L'Abbaye de Solesmes

A cornestone of Gregorian Chant

These high walls reveal to the inquisitive the small priory that was founded in the 11th Century and was threatened with destruction during the Revolution. Later taken over by the Benedictine Order, established by dom Guéranger in the 19th century, today it is a grand abbey which leads numerous monasteries both in France and abroad.


Having passed through the medieval door of the abbey church, you will find the famous Saints de Solesmes, masterpieces of 15/16th Century French sculpture. You can admire the 15th century sculpture La Mise au Tombeau du Christ (putting Christ in his tomb) and in the same style, the 16th century Chapel of our Lady. 




Abbey of Solesmes                                            Les Saints de Solesmes/P. Cadiou   




The abbey at Solesmes The Abbey at Solesmes, A cornerstone of Gregorian Chant, this Abbey reunites centuries of history with its religious music.

Attending a choral service is a deep and unforgettable experience.

A model of the abbey can be seen in the monastery’s gift shop, as well as illustrations and commentaries on the daily life of the monks and the facilities within the abbey walls.

              Times of the services
Mass Normal singing 10h00 Lasts 1h15, 1h45 Sundays and bank holidays
Sext 13h00 Lasts 15 minutes
None 13h50 Lasts 15 minutes
Vespers 17h00 Lasts 30 minutes, subject to change according to the season
Complines 20h30 Lasts 30 minutes



© Abbey of Solesmes


A day with the Monks of Solesmes


As in any monastery, the monks’ daily routine centres around prayer and religious services, in Latin or Gregorian chant according to church protocol. The majority of the research into the origins of this ancient chant, altered throughout the centuries, has been carried out here at Solesmes.

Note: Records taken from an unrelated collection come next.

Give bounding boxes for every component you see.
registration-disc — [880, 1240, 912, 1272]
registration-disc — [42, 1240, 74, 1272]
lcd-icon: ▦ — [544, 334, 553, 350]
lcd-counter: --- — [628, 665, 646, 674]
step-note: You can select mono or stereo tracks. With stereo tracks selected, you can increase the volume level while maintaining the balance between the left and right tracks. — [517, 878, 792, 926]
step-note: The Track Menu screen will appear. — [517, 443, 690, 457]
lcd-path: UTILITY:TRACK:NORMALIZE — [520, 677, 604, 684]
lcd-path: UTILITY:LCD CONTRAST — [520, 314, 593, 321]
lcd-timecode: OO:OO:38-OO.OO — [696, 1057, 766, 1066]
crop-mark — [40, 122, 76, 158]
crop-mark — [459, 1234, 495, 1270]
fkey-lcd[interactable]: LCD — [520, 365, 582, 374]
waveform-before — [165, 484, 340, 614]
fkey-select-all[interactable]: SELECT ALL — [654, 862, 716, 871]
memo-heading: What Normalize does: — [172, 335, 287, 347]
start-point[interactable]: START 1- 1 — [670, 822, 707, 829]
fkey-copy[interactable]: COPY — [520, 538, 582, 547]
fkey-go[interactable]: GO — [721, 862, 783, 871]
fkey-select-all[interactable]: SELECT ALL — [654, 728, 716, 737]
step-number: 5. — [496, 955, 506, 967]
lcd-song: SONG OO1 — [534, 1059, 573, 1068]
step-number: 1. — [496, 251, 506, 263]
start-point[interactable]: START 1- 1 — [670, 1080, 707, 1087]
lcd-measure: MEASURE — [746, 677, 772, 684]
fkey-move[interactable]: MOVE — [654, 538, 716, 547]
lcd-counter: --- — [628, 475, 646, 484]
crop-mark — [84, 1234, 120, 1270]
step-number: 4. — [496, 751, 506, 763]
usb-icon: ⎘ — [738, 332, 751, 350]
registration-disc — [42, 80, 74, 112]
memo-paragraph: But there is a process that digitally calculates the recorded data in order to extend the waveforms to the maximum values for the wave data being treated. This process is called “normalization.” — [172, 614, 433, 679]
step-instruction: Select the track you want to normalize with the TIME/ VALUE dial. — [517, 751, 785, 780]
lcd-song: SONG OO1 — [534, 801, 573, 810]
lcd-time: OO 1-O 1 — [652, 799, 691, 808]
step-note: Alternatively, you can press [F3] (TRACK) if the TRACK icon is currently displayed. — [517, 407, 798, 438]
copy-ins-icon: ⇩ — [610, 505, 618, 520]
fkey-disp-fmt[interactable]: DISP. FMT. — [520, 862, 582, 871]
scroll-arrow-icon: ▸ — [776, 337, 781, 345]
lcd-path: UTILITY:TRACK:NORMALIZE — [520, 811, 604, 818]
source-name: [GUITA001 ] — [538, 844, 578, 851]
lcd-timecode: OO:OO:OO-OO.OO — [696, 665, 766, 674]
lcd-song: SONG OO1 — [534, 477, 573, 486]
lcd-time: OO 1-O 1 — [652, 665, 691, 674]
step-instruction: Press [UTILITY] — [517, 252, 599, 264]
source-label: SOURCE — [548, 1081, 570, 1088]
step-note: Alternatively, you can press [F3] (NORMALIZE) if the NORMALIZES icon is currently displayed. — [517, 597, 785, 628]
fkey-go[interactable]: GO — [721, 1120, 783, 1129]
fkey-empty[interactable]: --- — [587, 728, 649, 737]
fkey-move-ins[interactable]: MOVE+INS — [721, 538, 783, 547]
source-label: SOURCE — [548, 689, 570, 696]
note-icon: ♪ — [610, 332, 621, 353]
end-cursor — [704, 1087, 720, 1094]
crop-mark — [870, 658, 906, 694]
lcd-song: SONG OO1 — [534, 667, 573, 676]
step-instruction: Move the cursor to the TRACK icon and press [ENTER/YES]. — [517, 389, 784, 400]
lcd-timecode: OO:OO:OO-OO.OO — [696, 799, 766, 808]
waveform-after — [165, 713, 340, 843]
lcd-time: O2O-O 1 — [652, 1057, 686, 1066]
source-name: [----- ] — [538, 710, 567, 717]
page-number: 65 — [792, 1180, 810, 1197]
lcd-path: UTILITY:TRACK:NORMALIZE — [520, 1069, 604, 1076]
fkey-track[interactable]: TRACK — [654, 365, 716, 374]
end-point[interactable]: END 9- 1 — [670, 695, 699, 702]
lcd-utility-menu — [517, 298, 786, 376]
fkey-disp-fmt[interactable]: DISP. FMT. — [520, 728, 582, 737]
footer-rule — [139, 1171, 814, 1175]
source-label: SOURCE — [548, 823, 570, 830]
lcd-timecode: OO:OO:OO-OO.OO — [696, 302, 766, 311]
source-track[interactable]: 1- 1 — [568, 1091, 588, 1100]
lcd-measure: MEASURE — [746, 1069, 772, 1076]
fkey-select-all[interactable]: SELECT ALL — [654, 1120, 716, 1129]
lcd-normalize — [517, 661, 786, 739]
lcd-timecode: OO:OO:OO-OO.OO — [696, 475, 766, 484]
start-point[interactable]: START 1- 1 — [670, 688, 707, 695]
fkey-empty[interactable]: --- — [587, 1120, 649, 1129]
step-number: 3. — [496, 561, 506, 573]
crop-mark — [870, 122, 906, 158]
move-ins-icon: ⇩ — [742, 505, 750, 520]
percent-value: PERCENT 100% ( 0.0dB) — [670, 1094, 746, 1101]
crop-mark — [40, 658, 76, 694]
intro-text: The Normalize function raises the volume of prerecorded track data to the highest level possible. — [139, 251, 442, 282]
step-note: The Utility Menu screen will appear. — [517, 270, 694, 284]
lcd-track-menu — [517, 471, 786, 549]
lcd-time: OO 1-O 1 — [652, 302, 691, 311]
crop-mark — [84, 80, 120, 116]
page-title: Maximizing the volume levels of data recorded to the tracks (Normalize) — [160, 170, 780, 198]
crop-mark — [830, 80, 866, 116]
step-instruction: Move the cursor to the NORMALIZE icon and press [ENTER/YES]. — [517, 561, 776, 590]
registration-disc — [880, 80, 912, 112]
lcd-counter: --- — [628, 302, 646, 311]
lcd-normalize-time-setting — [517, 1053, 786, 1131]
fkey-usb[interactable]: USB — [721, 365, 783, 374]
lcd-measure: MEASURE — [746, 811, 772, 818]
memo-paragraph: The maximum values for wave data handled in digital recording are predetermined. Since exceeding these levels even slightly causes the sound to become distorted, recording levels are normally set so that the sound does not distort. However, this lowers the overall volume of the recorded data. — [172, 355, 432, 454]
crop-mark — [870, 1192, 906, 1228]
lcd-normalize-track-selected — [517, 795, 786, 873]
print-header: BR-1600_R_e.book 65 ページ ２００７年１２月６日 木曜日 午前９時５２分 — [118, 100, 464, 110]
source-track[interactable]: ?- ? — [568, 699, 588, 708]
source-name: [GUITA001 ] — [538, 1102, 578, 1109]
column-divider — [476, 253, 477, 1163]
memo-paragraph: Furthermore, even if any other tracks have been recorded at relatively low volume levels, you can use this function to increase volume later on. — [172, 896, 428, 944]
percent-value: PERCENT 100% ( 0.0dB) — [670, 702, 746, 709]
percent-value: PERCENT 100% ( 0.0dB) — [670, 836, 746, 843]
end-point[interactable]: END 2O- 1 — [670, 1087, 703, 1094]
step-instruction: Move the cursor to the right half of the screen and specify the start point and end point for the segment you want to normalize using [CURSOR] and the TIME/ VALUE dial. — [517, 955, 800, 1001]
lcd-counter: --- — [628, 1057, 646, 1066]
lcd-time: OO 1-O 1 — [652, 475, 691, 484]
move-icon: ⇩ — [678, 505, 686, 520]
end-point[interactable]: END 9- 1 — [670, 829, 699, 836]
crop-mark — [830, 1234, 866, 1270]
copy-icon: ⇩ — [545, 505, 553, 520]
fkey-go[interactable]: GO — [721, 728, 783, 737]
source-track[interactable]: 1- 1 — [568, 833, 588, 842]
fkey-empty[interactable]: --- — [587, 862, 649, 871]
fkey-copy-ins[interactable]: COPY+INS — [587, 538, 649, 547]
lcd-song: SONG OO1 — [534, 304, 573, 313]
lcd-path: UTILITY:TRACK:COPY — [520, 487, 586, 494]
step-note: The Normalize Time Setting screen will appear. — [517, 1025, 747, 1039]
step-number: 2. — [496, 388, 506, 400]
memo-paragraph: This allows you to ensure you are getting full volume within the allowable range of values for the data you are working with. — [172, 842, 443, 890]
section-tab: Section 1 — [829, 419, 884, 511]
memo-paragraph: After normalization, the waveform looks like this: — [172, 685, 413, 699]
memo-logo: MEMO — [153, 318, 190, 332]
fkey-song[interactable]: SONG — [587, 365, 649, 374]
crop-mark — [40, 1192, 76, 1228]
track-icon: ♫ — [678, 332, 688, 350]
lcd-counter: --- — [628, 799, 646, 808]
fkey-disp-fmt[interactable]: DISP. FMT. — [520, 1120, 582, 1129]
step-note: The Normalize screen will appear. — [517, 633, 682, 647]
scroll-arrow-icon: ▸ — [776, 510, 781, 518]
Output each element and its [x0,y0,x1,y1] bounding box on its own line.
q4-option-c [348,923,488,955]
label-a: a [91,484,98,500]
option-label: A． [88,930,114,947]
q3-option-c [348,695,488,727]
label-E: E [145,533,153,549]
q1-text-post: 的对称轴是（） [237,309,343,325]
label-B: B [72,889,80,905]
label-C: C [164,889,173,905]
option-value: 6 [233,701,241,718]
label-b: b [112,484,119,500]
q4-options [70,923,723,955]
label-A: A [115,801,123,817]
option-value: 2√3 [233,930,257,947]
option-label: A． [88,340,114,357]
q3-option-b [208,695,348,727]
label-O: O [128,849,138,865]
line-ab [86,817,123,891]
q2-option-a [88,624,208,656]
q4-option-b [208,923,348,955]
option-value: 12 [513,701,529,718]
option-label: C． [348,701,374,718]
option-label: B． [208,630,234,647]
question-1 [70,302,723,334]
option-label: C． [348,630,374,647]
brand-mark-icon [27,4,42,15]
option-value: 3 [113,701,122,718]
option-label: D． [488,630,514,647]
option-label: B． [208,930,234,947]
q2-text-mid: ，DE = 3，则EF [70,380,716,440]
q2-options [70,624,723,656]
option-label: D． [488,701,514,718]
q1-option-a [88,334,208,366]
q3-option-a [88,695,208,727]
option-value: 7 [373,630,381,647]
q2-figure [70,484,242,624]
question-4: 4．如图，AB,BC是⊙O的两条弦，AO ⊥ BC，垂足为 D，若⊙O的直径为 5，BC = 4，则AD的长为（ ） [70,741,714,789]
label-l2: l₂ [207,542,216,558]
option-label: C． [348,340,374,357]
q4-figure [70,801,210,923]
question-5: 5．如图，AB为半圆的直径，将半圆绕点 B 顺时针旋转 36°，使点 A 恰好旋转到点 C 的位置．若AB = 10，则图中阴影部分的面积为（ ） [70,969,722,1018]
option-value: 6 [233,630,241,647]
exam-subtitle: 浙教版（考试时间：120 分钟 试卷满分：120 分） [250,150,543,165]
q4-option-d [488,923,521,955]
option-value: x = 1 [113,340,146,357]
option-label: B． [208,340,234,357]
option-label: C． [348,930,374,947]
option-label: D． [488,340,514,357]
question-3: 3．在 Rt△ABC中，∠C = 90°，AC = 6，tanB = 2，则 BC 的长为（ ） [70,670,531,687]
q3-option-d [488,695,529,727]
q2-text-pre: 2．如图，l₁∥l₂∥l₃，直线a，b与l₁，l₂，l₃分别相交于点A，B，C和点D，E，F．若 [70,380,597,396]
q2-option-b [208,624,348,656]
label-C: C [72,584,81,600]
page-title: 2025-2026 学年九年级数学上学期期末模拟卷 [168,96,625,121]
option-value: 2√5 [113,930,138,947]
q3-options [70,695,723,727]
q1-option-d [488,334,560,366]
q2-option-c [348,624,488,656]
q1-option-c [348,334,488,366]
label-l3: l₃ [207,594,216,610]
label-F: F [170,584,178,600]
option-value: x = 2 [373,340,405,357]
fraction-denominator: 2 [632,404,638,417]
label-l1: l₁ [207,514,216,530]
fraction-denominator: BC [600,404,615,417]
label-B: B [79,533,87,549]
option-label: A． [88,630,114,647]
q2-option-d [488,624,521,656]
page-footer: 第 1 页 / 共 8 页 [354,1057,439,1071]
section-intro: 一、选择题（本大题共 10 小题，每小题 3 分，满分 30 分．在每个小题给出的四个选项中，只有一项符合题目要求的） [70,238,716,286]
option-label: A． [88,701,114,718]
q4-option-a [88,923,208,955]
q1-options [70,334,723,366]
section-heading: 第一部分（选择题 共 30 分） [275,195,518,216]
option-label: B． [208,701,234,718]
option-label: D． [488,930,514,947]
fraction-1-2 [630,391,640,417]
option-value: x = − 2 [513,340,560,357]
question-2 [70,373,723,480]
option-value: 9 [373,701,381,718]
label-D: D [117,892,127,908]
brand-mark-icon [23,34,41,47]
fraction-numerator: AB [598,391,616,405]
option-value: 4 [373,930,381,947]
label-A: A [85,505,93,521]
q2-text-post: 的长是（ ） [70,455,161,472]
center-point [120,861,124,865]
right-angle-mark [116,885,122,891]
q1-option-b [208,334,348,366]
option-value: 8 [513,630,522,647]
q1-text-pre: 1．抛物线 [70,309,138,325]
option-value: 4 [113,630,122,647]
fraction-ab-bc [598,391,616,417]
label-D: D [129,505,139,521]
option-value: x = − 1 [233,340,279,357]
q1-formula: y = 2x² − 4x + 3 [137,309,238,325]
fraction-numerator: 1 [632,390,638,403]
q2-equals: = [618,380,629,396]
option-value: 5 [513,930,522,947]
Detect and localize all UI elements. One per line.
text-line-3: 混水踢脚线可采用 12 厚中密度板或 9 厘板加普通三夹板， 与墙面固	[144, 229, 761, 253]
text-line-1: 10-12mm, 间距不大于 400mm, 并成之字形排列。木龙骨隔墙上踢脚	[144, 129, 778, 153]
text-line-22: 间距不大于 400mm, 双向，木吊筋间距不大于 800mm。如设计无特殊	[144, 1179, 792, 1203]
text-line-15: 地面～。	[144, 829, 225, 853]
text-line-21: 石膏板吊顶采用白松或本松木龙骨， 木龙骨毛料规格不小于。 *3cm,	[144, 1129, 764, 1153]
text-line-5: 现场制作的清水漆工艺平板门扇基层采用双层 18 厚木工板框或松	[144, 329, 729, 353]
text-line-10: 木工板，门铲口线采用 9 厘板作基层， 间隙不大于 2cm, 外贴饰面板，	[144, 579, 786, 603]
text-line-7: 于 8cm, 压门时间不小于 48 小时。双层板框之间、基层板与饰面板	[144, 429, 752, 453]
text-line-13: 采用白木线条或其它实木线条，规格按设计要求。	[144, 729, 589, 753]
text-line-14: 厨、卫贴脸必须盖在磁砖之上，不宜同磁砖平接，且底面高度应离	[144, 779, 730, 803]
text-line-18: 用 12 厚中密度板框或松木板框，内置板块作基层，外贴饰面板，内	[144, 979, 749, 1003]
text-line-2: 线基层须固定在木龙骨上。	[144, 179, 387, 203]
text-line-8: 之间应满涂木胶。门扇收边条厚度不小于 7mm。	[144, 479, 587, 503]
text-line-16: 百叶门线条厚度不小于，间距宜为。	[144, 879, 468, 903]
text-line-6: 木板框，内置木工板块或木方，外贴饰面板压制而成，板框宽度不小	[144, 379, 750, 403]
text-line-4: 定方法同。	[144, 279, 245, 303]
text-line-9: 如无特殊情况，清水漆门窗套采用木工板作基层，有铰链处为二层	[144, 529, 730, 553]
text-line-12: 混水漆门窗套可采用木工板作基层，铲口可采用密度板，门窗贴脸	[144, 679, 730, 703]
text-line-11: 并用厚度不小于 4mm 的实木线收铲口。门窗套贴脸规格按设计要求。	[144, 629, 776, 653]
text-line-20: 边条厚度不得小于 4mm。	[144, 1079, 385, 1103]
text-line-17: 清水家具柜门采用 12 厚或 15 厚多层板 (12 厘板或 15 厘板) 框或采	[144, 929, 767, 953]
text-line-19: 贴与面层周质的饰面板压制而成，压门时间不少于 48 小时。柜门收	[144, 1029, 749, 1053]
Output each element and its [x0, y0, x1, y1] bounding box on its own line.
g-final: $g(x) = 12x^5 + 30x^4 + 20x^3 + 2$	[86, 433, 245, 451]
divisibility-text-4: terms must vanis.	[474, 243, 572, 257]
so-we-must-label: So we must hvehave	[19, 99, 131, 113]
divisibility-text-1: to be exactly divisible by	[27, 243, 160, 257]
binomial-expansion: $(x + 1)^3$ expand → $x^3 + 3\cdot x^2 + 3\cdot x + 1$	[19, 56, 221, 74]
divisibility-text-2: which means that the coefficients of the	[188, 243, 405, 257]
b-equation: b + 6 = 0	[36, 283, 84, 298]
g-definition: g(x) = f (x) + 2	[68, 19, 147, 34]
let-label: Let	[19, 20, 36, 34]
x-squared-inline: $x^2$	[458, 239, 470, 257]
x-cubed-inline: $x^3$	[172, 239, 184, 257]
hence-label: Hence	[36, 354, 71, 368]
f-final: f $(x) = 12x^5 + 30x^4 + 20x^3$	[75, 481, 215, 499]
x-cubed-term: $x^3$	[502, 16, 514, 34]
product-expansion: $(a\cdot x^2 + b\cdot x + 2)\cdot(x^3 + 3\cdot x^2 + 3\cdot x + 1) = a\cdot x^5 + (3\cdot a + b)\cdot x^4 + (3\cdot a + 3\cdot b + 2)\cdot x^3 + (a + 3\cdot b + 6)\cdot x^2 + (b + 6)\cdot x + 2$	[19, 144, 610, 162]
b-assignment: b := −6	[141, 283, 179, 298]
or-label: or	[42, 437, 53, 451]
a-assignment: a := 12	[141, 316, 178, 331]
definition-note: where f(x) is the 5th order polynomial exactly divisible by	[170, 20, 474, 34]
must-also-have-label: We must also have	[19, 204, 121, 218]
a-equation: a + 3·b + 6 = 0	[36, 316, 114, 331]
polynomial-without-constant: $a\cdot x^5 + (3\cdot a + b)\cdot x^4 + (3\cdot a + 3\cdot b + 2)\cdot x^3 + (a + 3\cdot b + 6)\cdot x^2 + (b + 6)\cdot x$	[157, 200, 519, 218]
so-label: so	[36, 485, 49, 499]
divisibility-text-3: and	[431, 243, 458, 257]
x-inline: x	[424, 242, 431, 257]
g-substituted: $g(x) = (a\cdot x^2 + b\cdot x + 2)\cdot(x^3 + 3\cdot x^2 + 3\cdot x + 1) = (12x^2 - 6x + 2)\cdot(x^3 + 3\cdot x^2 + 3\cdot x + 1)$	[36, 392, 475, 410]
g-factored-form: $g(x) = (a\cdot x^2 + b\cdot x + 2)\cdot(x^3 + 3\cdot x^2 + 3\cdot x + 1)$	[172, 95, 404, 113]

After the Vigil or Matins at 5:30am and the Lauds at 7:30am, the monks study the Bible in preparation for Mass, the middle of their day, at 10am.
Two short services known as Sext and None at 1pm and 1:50pm mark the beginning and end of lunchtime. Vespers at 5pm is the only afternoon service and Complines at 8:30pm marks the beginning of the night-time silence. All services except the Vigil are open to the public. Numerous activities fill the rest of the day, including moments of sharing and fraternal encounters. Each monk has numerous tasks in the intellectual, manual (maintenance), commercial (Gregorian and religious publishing), reception (welcoming visitors) and musical fields. No unemployment, not overworked and no retirement. 
It is a laborious yet fulfilling existence, centred around worship to God and Man. 
What are the novices looking for in your abbey ? 
We do not enter Solesmes for the Gregorian chant, but in the quest for God. Saint-Benoît beckons those who seek God and the abbey community supports and guides its monks in their quest. Our journey of separation from the outside world is foremost our devotion to God.

What does Gregorian chant represent today, particularly in prayer ? 

Solesmes is renowned throughout the world for its Gregorian chant, even if this is not the most important part of our lives, but more a preferred means in our quest for God. Religious Gregorian chant has survived the centuries and expresses man’s praise and homage before God.

Yours monks vow to abide by Saint Benoît’s rules of stability, obedience and morality. Can you explain to us the importance of these three vows ?

A monk like any religious person seeks to imitate Christ’s life on Earth. These three vows are a gift from God and a pathway to freedom.What may seem restrictive from the outside is actually a means of gaining ultimate freedom in our quest for God : we forego certain rights in our search for a greater good : God. Benedictine life of strict obedience involves a balance between prayer and work, both manual and intellectual.We serve the Lord through worship and serve our brothers through prayer and work.

Testimonial by Father Soltner


A few steps away from the Abbey Saint-Pierre, you will find the neogothic architecture of the Abbey of Saint-Cécile where the nuns go about their contemplative lives. Visitors have open access to the church.